Faut-il imposer à ces voitures les mêmes normes de pollution qu'à Paris, Grenoble, Lyon ou Bordeaux ? La question se posera en 2018 ou 2019 quand interviendra le nouveau test de pollution du contrôle technique, dont l'entrée en vigueur a été déjà deux fois reportée. Pratiqué avec des analyseurs "cinq gaz" dont sont déjà équipés - à fin d'essais - de nombreux centres de CT, il remplacera l'actuelle et désuète mesure d'opacité des gaz d'échappement.

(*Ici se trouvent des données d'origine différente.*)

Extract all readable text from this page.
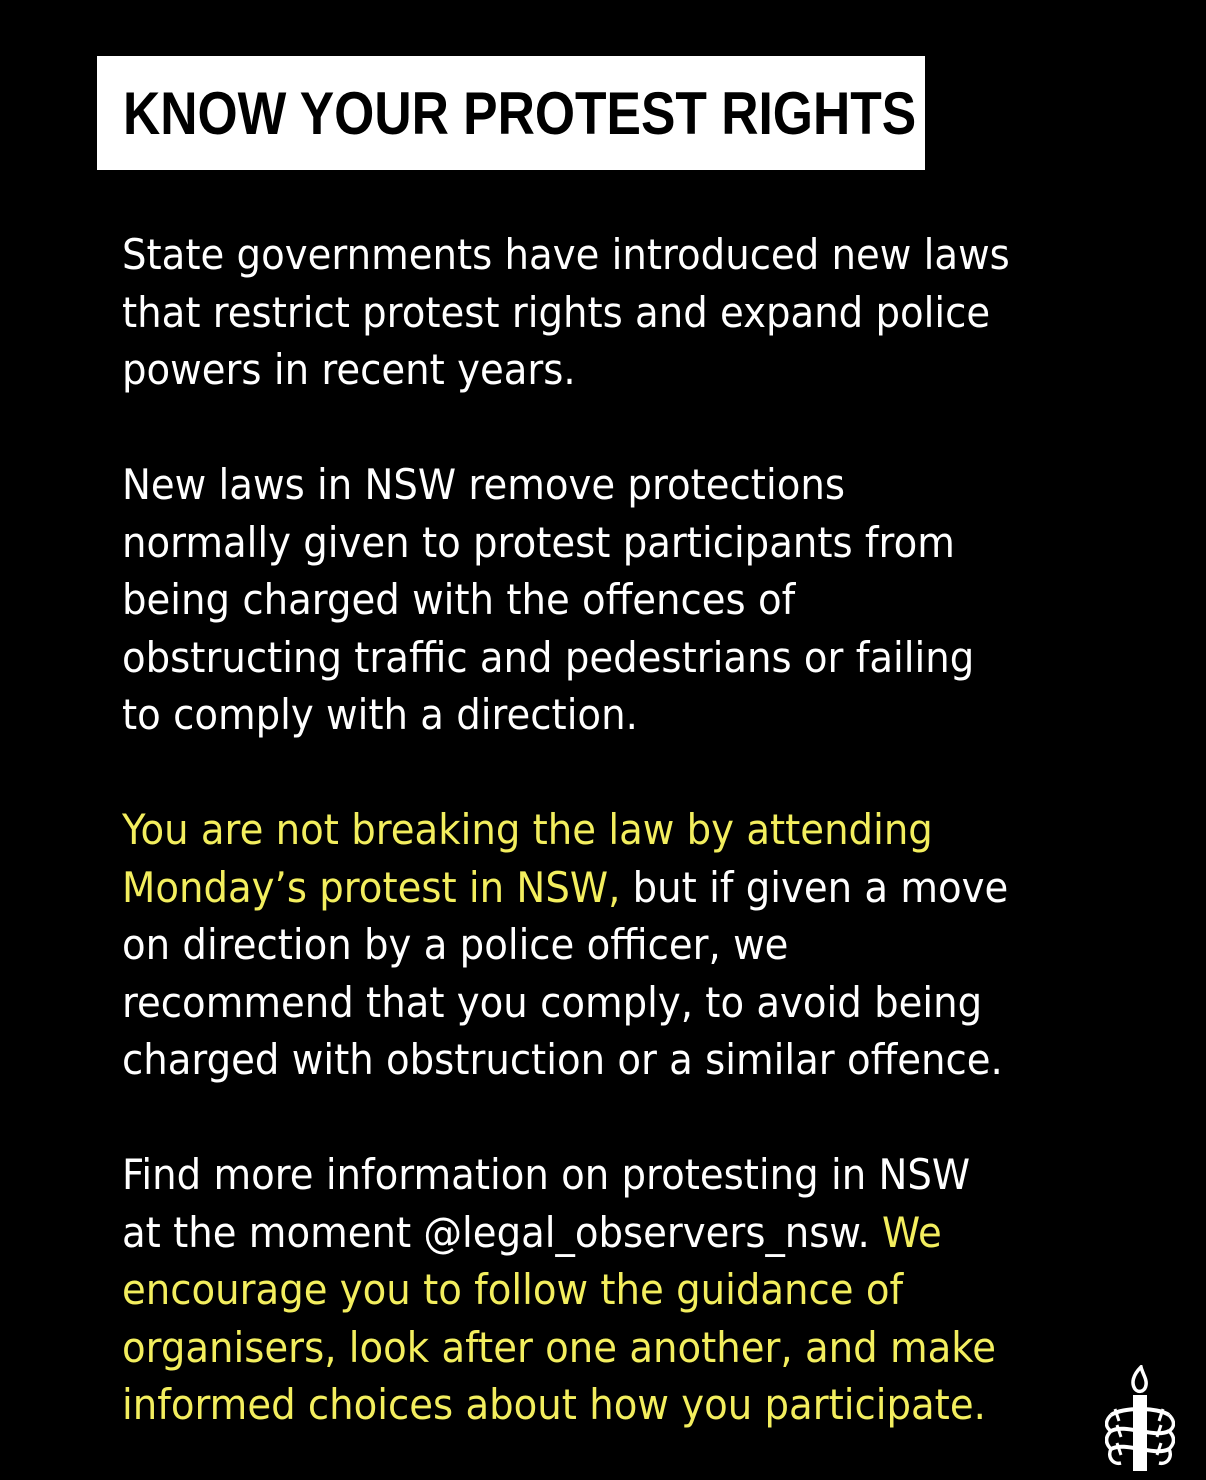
KNOW YOUR PROTEST RIGHTS
State governments have introduced new laws
that restrict protest rights and expand police
powers in recent years.
New laws in NSW remove protections
normally given to protest participants from
being charged with the offences of
obstructing traffic and pedestrians or failing
to comply with a direction.
You are not breaking the law by attending
Monday’s protest in NSW, but if given a move
on direction by a police officer, we
recommend that you comply, to avoid being
charged with obstruction or a similar offence.
Find more information on protesting in NSW
at the moment @legal_observers_nsw. We
encourage you to follow the guidance of
organisers, look after one another, and make
informed choices about how you participate.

En supposant que ses seuils, encore à définir, ne soient pas d'un grand laxisme, deux choses sont certaines. D'abord, ce test devrait considérablement améliorer la qualité de l'air dans les grandes villes. Ensuite, il enverra à la casse des centaines de milliers de voitures, majoritairement des diesels, dont la valeur ne justifierait pas une réfection du moteur. Qui osera dire "c'est bon pour le commerce" ?

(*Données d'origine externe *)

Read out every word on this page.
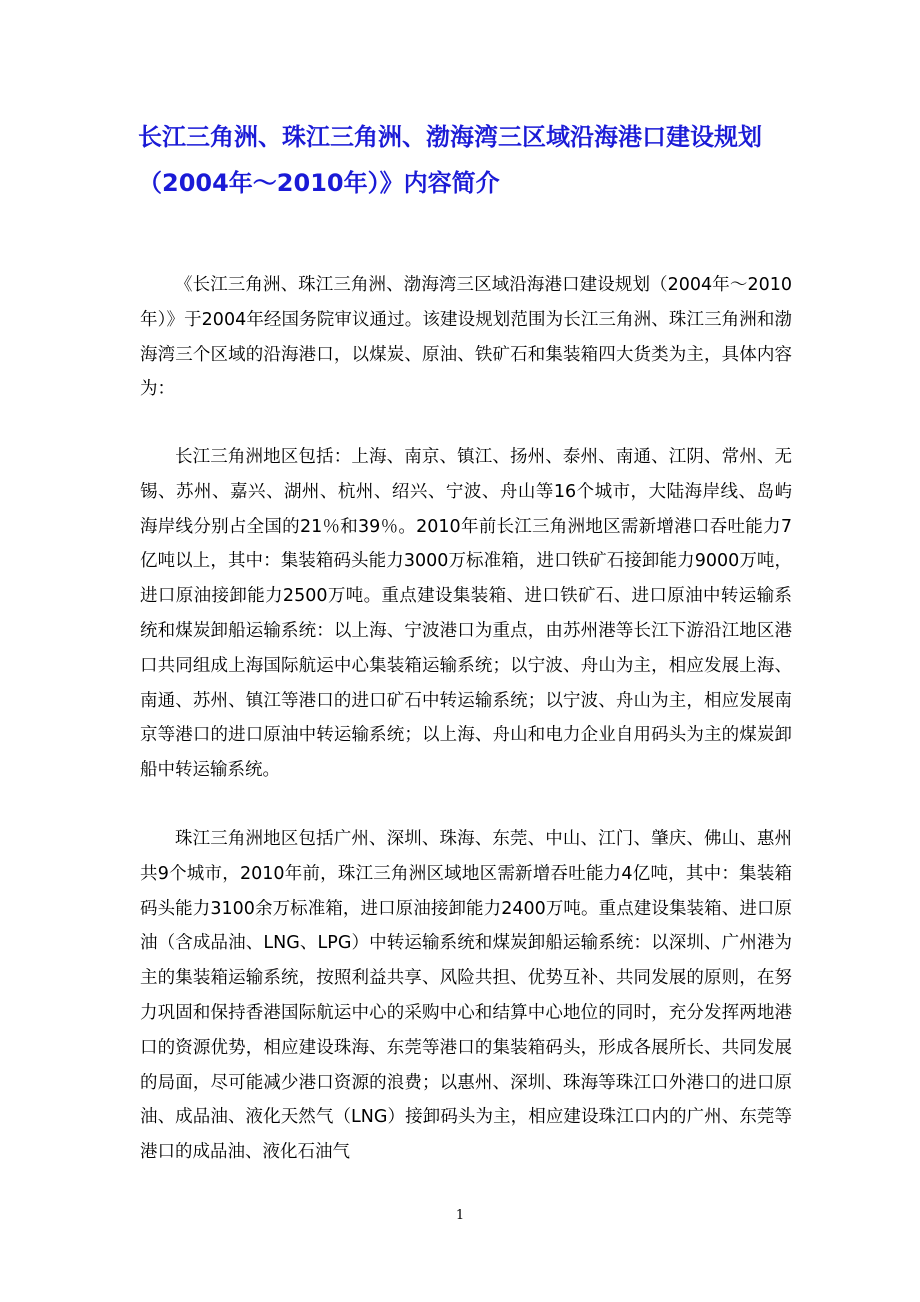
长江三角洲、珠江三角洲、渤海湾三区域沿海港口建设规划（2004年～2010年）》内容简介

《长江三角洲、珠江三角洲、渤海湾三区域沿海港口建设规划（2004年～2010年）》于2004年经国务院审议通过。该建设规划范围为长江三角洲、珠江三角洲和渤海湾三个区域的沿海港口，以煤炭、原油、铁矿石和集装箱四大货类为主，具体内容为：

长江三角洲地区包括：上海、南京、镇江、扬州、泰州、南通、江阴、常州、无锡、苏州、嘉兴、湖州、杭州、绍兴、宁波、舟山等16个城市，大陆海岸线、岛屿海岸线分别占全国的21％和39％。2010年前长江三角洲地区需新增港口吞吐能力7亿吨以上，其中：集装箱码头能力3000万标准箱，进口铁矿石接卸能力9000万吨，进口原油接卸能力2500万吨。重点建设集装箱、进口铁矿石、进口原油中转运输系统和煤炭卸船运输系统：以上海、宁波港口为重点，由苏州港等长江下游沿江地区港口共同组成上海国际航运中心集装箱运输系统；以宁波、舟山为主，相应发展上海、南通、苏州、镇江等港口的进口矿石中转运输系统；以宁波、舟山为主，相应发展南京等港口的进口原油中转运输系统；以上海、舟山和电力企业自用码头为主的煤炭卸船中转运输系统。

珠江三角洲地区包括广州、深圳、珠海、东莞、中山、江门、肇庆、佛山、惠州共9个城市，2010年前，珠江三角洲区域地区需新增吞吐能力4亿吨，其中：集装箱码头能力3100余万标准箱，进口原油接卸能力2400万吨。重点建设集装箱、进口原油（含成品油、LNG、LPG）中转运输系统和煤炭卸船运输系统：以深圳、广州港为主的集装箱运输系统，按照利益共享、风险共担、优势互补、共同发展的原则，在努力巩固和保持香港国际航运中心的采购中心和结算中心地位的同时，充分发挥两地港口的资源优势，相应建设珠海、东莞等港口的集装箱码头，形成各展所长、共同发展的局面，尽可能减少港口资源的浪费；以惠州、深圳、珠海等珠江口外港口的进口原油、成品油、液化天然气（LNG）接卸码头为主，相应建设珠江口内的广州、东莞等港口的成品油、液化石油气

1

Il ne serait pas aberrant que le niveau de sévérité de ce test de pollution ne soit pas le même pour la voiture d'un habitant de Pas en Artois ou de Châteauneuf-les-Martigues que pour celle d'un parisien ou d'un grenoblois. Pas aberrant et même hautement logique et souhaitable.

  Reprendre les routes

 Macron et la France de derrière le périphérique

Le contraste est parfois saisissant en passant d'un département riche à un autre plus pauvre, et se ressent d'abord à l'état des routes. Passer de Corrèze en Creuse, c'est franchir la frontière entre un territoire dont le bitume semble avoir été lissé et déroulé pour la CX de Jacques Chirac puis la C5 de François Hollande et un autre où les routes sont refaites, quand elles le sont, à la truelle et au gravillon, où les bandes blanches s'effacent et les bas-côtés s'abandonnent aux hérissons. Je ne suis pas sûr que ces routes soient plus dangereuses - le fait est qu'on y roule moins volontiers trop vite - mais elles participent incontestablement au sentiment de relégation qu'ont ceux qui y circulent quotidiennement. Quand le train ne passe plus, quand l'hôpital, la poste et le tribunal ont fermé, que reste t'il de la présence et du réconfort de l'Etat ? La perception, les gendarmes et les routes.

Beaucoup de nationales sont devenues d'infectes départementales et il n'est pas croyable - ou pas crédible - qu'en les transférant aux collectivités locales, l'Etat aie compensé "à l'euro près" le coût de leur entretien. Et partout, des départementales prennent le chemin des vicinales. Améliorer le réseau routier a été un des points forts du New Deal du président Roosevelt après la crise de 1929. Il pourrait aussi devenir celui du président Macron.

 * La France Périphérique, de Christophe Guilluy : Flammarion 2014.